A la lecture de cet imboglio de la fin du groupe de Louxor, on comprend mieux l'étrange silence de la fondation Pierre de Coubertin, supposée détentrice d'un "fonds Lucy Lamy", dès lors qu'elle elle l'objet sur ce point de sollicitations privées.
Sur tous ces points, vous voudrez bien vous reporter à mes posts précédents, tels que: Julien Champagne et Lucie Lamy (21 août 2006), et André Vandenbroeck gomme Champagne (29 août 2006):
http://www.archerjulienchampagne.com/article-3603422.html
http://www.archerjulienchampagne.com/article-3672613.html
Qualifiant Schwaller et Champagne de lucifériens, ce qui me paraît pouvoir prêter à confusion, Dufour est également disert sur le groupe du Grand Lunaire, que nous avons déjà rencontré:
http://www.archerjulienchampagne.com/article-3112353.html
Il estime visiblement que l'influence sur ce groupe auquel aurait appartenu Champagne de l'oeuvre de la baronne Elisa Lotus de Païni, auteur des Trois totémisations publiées par Chacornac en 1924, ne doit pas être sous-estimée.
Selon EDK, ce Lunaire qu'il appelle Grand ou Très Haut, fut composé en partie par le cénacle de Schwaller à sa villa Hiéra de Saint-Rémy-lès-Chevreuse, et il cite parmi les membres du groupe
Julien Champagne, Jules Boucher et Alexandre Rouhier.
J'ai également trouvé très révélateurs les passages de cet ouvrage où Emmanuel confirme notre intuition sur les rapports entre la pensée de Dina et le cercle fulcanellien auquel participèrent Schwaller et Champagne.
Pour lui, Schwaller subit dès 1917 l'influence de Dina, alias Aor Mahamet Aliah, qui, présent dans le cénacle des soeurs Barney, signera avec René une plaquette intitulée Nécessité, destinée aux futurs Veilleurs:
http://www.archerjulienchampagne.com/article-3697984-6.html
http://www.archerjulienchampagne.com/article-4849361-6.html
Pour en venir plus précisément à Julien Champagne lui-même, toutes les photos que je vous propose ce jour, de lui comme de René Schwaller, sont dites par Dufour-Kowalski dater de 1931.
Elles auraient été prises chez les Schwaller, au Mas de Cocagne, près de Grasse.
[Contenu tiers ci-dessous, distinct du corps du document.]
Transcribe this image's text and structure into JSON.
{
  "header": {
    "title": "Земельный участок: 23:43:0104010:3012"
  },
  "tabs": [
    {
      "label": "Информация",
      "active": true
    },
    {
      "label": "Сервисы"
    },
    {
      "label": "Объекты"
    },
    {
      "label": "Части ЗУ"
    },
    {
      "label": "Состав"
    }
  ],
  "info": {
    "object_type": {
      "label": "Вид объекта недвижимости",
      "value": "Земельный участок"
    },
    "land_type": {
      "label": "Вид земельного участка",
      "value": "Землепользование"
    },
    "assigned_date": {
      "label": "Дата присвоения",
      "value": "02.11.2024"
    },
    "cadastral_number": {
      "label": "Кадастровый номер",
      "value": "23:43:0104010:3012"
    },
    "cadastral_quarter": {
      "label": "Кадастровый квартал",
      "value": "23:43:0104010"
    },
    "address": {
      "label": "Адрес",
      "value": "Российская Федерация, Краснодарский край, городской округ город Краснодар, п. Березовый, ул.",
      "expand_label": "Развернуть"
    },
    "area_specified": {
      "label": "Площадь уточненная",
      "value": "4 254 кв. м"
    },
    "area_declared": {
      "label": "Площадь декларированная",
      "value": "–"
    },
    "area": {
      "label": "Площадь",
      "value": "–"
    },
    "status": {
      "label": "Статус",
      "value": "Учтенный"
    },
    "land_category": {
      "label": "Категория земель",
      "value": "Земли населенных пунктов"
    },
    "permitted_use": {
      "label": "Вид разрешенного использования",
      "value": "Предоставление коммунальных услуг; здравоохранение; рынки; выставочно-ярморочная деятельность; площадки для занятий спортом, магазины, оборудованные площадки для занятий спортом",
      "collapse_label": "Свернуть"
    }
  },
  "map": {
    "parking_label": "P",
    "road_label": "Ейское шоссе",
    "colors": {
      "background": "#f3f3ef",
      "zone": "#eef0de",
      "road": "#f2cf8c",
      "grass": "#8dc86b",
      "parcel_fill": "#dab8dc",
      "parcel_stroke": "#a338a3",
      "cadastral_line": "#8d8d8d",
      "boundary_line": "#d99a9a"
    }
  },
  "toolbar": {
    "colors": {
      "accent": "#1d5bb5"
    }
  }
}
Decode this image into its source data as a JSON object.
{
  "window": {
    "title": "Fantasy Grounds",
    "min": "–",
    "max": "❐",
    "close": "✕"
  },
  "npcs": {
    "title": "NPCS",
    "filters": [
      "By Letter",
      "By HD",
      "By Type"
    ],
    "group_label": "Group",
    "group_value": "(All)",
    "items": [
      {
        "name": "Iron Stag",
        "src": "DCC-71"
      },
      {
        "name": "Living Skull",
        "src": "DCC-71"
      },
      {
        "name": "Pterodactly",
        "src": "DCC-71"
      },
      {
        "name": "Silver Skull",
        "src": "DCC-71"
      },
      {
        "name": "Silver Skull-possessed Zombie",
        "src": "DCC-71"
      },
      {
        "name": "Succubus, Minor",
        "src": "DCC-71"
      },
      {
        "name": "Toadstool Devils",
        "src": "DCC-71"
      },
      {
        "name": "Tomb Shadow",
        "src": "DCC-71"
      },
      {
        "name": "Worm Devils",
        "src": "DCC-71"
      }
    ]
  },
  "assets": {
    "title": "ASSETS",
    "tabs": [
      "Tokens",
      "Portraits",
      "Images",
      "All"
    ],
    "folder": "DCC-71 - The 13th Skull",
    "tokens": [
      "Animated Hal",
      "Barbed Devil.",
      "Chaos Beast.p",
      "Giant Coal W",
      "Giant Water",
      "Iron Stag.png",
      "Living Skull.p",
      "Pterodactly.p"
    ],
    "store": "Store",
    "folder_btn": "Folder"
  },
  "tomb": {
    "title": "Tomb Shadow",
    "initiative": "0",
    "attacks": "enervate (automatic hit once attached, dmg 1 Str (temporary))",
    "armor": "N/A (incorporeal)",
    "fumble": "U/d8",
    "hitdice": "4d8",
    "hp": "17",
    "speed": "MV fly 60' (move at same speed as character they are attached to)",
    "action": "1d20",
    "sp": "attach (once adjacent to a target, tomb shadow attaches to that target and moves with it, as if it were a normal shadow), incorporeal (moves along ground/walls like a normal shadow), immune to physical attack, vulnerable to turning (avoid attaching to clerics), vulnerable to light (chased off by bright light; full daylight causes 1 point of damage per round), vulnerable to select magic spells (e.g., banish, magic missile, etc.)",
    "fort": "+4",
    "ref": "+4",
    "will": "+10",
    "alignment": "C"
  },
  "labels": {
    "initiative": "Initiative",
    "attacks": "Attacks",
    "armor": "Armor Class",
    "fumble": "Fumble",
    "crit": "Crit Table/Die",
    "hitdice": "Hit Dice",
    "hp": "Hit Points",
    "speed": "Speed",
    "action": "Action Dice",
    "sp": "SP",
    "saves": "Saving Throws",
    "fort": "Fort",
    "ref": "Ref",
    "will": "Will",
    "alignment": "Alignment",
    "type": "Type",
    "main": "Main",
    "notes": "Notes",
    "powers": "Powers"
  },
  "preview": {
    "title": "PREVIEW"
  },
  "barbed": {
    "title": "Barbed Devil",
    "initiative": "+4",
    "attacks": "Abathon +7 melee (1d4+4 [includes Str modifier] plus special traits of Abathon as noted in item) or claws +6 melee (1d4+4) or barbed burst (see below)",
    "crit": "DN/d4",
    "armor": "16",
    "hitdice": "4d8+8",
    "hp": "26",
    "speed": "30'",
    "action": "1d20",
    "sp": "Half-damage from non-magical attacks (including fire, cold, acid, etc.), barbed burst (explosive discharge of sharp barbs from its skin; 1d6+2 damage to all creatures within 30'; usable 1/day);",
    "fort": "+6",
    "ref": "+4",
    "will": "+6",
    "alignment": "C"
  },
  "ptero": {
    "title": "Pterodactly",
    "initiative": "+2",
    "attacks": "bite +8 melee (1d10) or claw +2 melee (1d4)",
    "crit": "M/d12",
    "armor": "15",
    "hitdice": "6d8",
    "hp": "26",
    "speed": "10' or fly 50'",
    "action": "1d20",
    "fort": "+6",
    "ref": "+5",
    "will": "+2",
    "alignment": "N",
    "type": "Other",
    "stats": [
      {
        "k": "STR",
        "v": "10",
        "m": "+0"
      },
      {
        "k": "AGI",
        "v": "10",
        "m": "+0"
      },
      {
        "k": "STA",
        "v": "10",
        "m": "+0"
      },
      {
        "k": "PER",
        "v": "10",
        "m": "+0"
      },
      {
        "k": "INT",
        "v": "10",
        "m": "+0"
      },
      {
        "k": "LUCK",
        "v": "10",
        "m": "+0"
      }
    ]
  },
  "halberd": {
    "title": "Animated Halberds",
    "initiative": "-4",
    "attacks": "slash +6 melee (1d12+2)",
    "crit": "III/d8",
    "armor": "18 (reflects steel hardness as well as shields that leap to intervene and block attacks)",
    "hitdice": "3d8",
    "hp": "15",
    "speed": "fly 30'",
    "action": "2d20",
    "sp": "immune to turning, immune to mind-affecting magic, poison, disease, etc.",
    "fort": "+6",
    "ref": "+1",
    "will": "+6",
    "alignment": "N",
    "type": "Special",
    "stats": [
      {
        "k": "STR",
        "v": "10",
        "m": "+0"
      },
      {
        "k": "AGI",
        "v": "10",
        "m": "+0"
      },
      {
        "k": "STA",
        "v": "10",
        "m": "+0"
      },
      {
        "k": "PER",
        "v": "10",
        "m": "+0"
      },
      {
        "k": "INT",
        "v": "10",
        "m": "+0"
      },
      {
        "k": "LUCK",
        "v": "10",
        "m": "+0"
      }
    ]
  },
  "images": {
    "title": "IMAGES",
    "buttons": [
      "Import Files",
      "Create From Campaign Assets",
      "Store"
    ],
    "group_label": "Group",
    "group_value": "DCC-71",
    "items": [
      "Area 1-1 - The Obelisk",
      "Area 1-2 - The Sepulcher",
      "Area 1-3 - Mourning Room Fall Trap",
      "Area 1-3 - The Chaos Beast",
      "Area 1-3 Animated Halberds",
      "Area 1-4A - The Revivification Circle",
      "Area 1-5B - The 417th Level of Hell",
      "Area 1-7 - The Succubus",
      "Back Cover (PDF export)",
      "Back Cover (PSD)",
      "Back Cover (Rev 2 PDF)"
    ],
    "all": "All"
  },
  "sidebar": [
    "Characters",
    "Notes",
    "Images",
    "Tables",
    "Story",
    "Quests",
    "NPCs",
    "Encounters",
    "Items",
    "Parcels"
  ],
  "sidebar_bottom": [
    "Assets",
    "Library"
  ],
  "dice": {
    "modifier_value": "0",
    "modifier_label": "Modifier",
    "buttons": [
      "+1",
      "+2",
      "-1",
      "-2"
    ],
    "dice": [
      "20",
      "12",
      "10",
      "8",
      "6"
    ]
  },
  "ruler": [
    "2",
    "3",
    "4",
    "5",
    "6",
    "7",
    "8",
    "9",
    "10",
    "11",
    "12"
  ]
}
DK note à juste titre "le regard de Champagne, et sa fine perspicacité, dans l'éclair de la rétine". Voici bien un portrait d'Hubert qui ne ressemble pas forcément à ceux que nous avons vus jusqu'alors.
Je n'exclus d'ailleurs pas qu'il s'agisse de notre homme. Mais ces yeux clairs me semblent être une vraie nouveauté. Et puis, comme le souligne encore Emmanuel, "Champagne mourra l'année suivante à Paris". Or cet homme paraît être d'une grande vitalité, et en pleine santé.
Où est l'ivrogne que l'on nous a décrit ici ou là? Comment concilier cette image avec le "Champagne âgé" que nous connaissons par ailleurs? Et même avec le croquis de Schwaller?
Et enfin avec cette citation d'Eugène Canseliet, déjà produite, dans le numéro 15-16 de la revue La tourbe des philosophes, en 1981:
"Le progrès du mal avait été inexorablement lent et douloureux, depuis son début presque soudain, en cette belle journée de 1930."? Nous voici de nouveau, pour reprendre l'expression de l'auteur de La quête alchimique, devant "un mystère."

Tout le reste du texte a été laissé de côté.